Monday 12 March 2018

Universities UK – who does it represent and what does it do?

Professor GR Evans looks at the history of an organisation that has rarely been out of the news in recent weeks – and asks what powers it really has

Universities UK has been in the news recently during the upset caused by the proposals to make major changes to the USS pension scheme. It has not had a good press.

What is it and what does it do? Essentially it is just a club. Its members are the ‘executive heads’ of ‘universities in England, Wales, Scotland and Northern Ireland’, The vast majority of these institutions are those in receipt of direct public funding but it admits alternative providers, for example Regent’s University London.

It has a long history. It began over a century ago in ad hoc meetings of vice-chancellors who had discovered common cause in some current controversy. By 1918 it had begun to work as a body informally representing all of the then twenty-two universities and colleges. In 1930 it took the precaution of trying to ensure that each university had given its vice-chancellor a mandate to represent its interests in a process of ‘mutual consultation’.

This question of the extent to which vice-chancellors may now commit their universities has been sharply in focus during the current USS pensions dispute. The Universities Superannuation Scheme (USS) is a corporate trustee with a Board of Directors made up of four appointed by UUK (typically vice-chancellors) and three representatives of the University and College trade union (UCU), plus five ‘independent’ members, appointed by the Board itself. For the purposes of negotiation if change to the scheme is called for by the trustee, there is a Joint Negotiating Committee (JNC). This is made up of an equal number of UUK and UCU members with a chair appointed by the JNC and who has the casting vote where opinion is divided.

Can UUK force its members to abide by its decisions?

In the present dispute this has dug a trench between the ‘employers’, who are likely to resist having to pay a larger employer contribution and the ‘employees’ who are angry at the suggestion that their defined benefit pension rights should disappear. Vice-chancellors, through UUK, collectively took a view which would benefit the employers. Members of the scheme in their universities went on strike to protect the benefits of employees and objected fiercely to the idea that their vice-chancellors had a right to commit their universities to a course of action solely as ‘employers’. Several vice-chancellors broke ranks and said they did not endorse the position of UUK. There remains a question in these circumstances by what mechanism UUK can have a position binding its member vice-chancellors and how, even if it can, that can in its turn bind their universities.

On behalf of its members, the Committee of Vice-chancellors and Principals (CVCP) lobbied successive governments throughout the twentieth century. The CVCP had a significant influence on the shaping of higher education policy. For example, it commissioned the Jarratt Report (1985), which helped to prompt the changes which have encouraged universities to regard themselves as businesses. In 1990 the CVCP set up the precursor of the Quality Assurance Agency, the Academic Audit Unit. That reported to the CVCP not to Government.
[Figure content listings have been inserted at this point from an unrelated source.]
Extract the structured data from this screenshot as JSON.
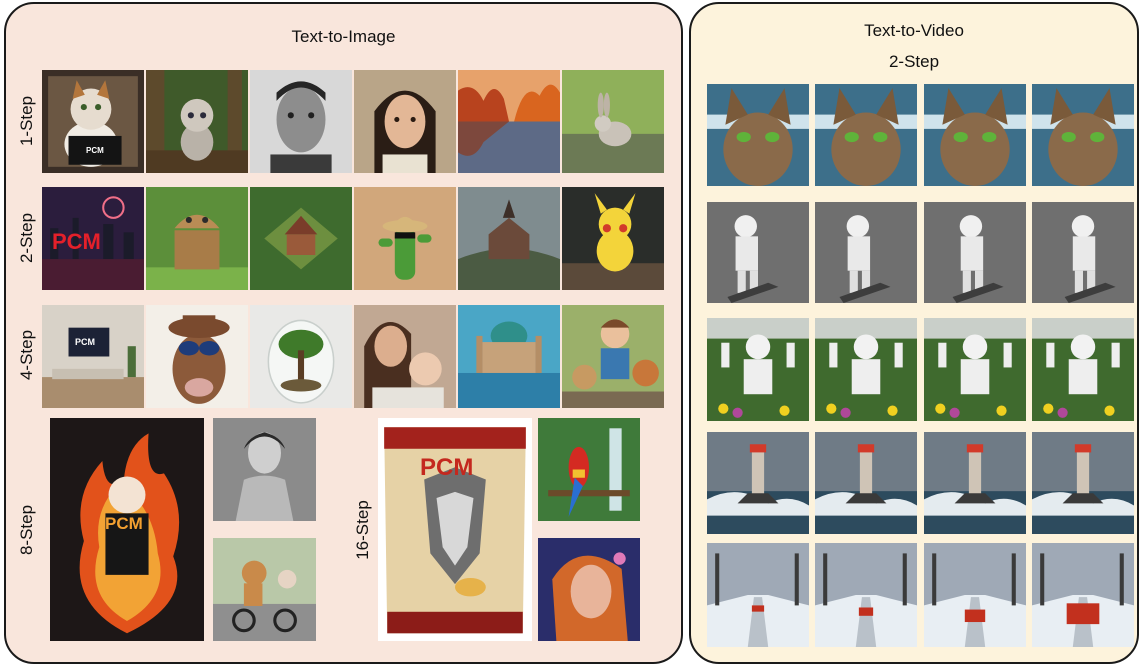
{
  "text_to_image": {
    "title": "Text-to-Image",
    "steps": {
      "s1": "1-Step",
      "s2": "2-Step",
      "s4": "4-Step",
      "s8": "8-Step",
      "s16": "16-Step"
    },
    "logo_text": "PCM"
  },
  "text_to_video": {
    "title": "Text-to-Video",
    "step": "2-Step"
  }
}
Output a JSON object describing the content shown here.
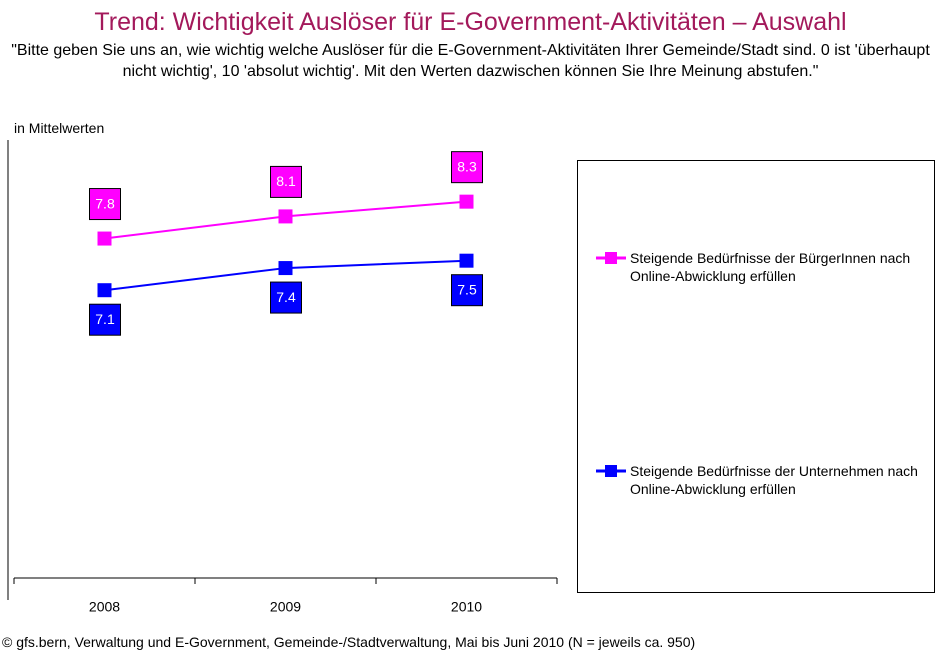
{
  "chart_data": {
    "type": "line",
    "title": "Trend: Wichtigkeit Auslöser für E-Government-Aktivitäten – Auswahl",
    "subtitle": "\"Bitte geben Sie uns an, wie wichtig welche Auslöser für die E-Government-Aktivitäten Ihrer Gemeinde/Stadt sind. 0 ist 'überhaupt nicht wichtig', 10 'absolut wichtig'. Mit den Werten dazwischen können Sie Ihre Meinung abstufen.\"",
    "y_label": "in Mittelwerten",
    "categories": [
      "2008",
      "2009",
      "2010"
    ],
    "series": [
      {
        "name": "Steigende Bedürfnisse der BürgerInnen nach Online-Abwicklung erfüllen",
        "color": "#ff00ff",
        "values": [
          7.8,
          8.1,
          8.3
        ]
      },
      {
        "name": "Steigende Bedürfnisse der Unternehmen nach Online-Abwicklung erfüllen",
        "color": "#0000ff",
        "values": [
          7.1,
          7.4,
          7.5
        ]
      }
    ],
    "ylim": [
      3.2,
      9
    ],
    "legend": "right",
    "source": "© gfs.bern, Verwaltung und E-Government, Gemeinde-/Stadtverwaltung, Mai bis Juni 2010 (N = jeweils ca. 950)"
  }
}
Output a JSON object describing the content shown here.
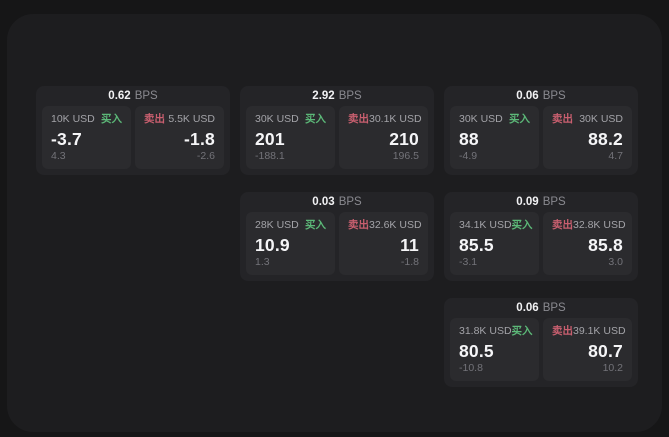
{
  "labels": {
    "buy": "买入",
    "sell": "卖出",
    "bps_unit": "BPS"
  },
  "colors": {
    "buy": "#5cb878",
    "sell": "#c95f6f",
    "surface": "#1d1d1f",
    "card": "#242427",
    "quote_panel": "#2b2b2e",
    "background": "#161617"
  },
  "cards": [
    {
      "bps": "0.62",
      "buy": {
        "size": "10K USD",
        "value": "-3.7",
        "sub": "4.3"
      },
      "sell": {
        "size": "5.5K USD",
        "value": "-1.8",
        "sub": "-2.6"
      }
    },
    {
      "bps": "2.92",
      "buy": {
        "size": "30K USD",
        "value": "201",
        "sub": "-188.1"
      },
      "sell": {
        "size": "30.1K USD",
        "value": "210",
        "sub": "196.5"
      }
    },
    {
      "bps": "0.06",
      "buy": {
        "size": "30K USD",
        "value": "88",
        "sub": "-4.9"
      },
      "sell": {
        "size": "30K USD",
        "value": "88.2",
        "sub": "4.7"
      }
    },
    {
      "bps": "0.03",
      "buy": {
        "size": "28K USD",
        "value": "10.9",
        "sub": "1.3"
      },
      "sell": {
        "size": "32.6K USD",
        "value": "11",
        "sub": "-1.8"
      }
    },
    {
      "bps": "0.09",
      "buy": {
        "size": "34.1K USD",
        "value": "85.5",
        "sub": "-3.1"
      },
      "sell": {
        "size": "32.8K USD",
        "value": "85.8",
        "sub": "3.0"
      }
    },
    {
      "bps": "0.06",
      "buy": {
        "size": "31.8K USD",
        "value": "80.5",
        "sub": "-10.8"
      },
      "sell": {
        "size": "39.1K USD",
        "value": "80.7",
        "sub": "10.2"
      }
    }
  ]
}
The CVCP was hugely enlarged after 1992 when the former polytechnics became universities and their new vice-chancellors joined it. In its evidence to the Dearing Committee, which reported in 1997, it tried to set the long term goal for the UK of the creation of a new education and training framework encompassing all post-16 further and higher level learning and qualifications.

CVCP was ‘rebranded’ as Universities UK (UUK) in December 2000. It has remained a single UK body despite the devolution of higher education that leaves the present radical changes in England (replacing HEFCE with the Office for Students and UK Research and Innovation) separate from what is happening elsewhere in the UK.

Universities UK currently describes itself as:

“the voice of universities, helping to maintain the world-leading strength of the UK university sector and supporting our members to achieve their aims and objectives.”

It sees itself as achieving this by being a lobbying organisation:

“We help to shape the higher education policy agenda, engaging directly with policy makers and other stakeholders. We maintain strong and proactive relationships with government, the private sector, the professions and sector agencies.”

It operates from extensive offices in Woburn Square, which provide conference space.

Who is entitled to speak for a university?

However, this leaves unresolved the question how far a vice-chancellor is entitled to speak for a university without its authorisation. Publicly-funded universities (except Oxford and Cambridge) now have company-style governing bodies, usually called ‘councils’, which in the case of the post-1992 universities are the sole ‘members’ of the university. Their chairs are senior to the vice-chancellor as chief executive.

There is a Committee of University Chairs which ‘represents’ the chairs. The funding councils liaise with the CUC for certain purposes, rather than with Universities UK. The recent Higher Education Remuneration Code in response to the outcry about the size of some vice-chancellors’ salaries was CUC project, as was the creation of The Higher Education Code of Good Governance revised in 2014.

However the CUC, meeting a mere twice a year, lacks the resources to compete with the vice-chancellors’ organisation in any collective bid to ‘represent’ individual universities en bloc when a dispute arises.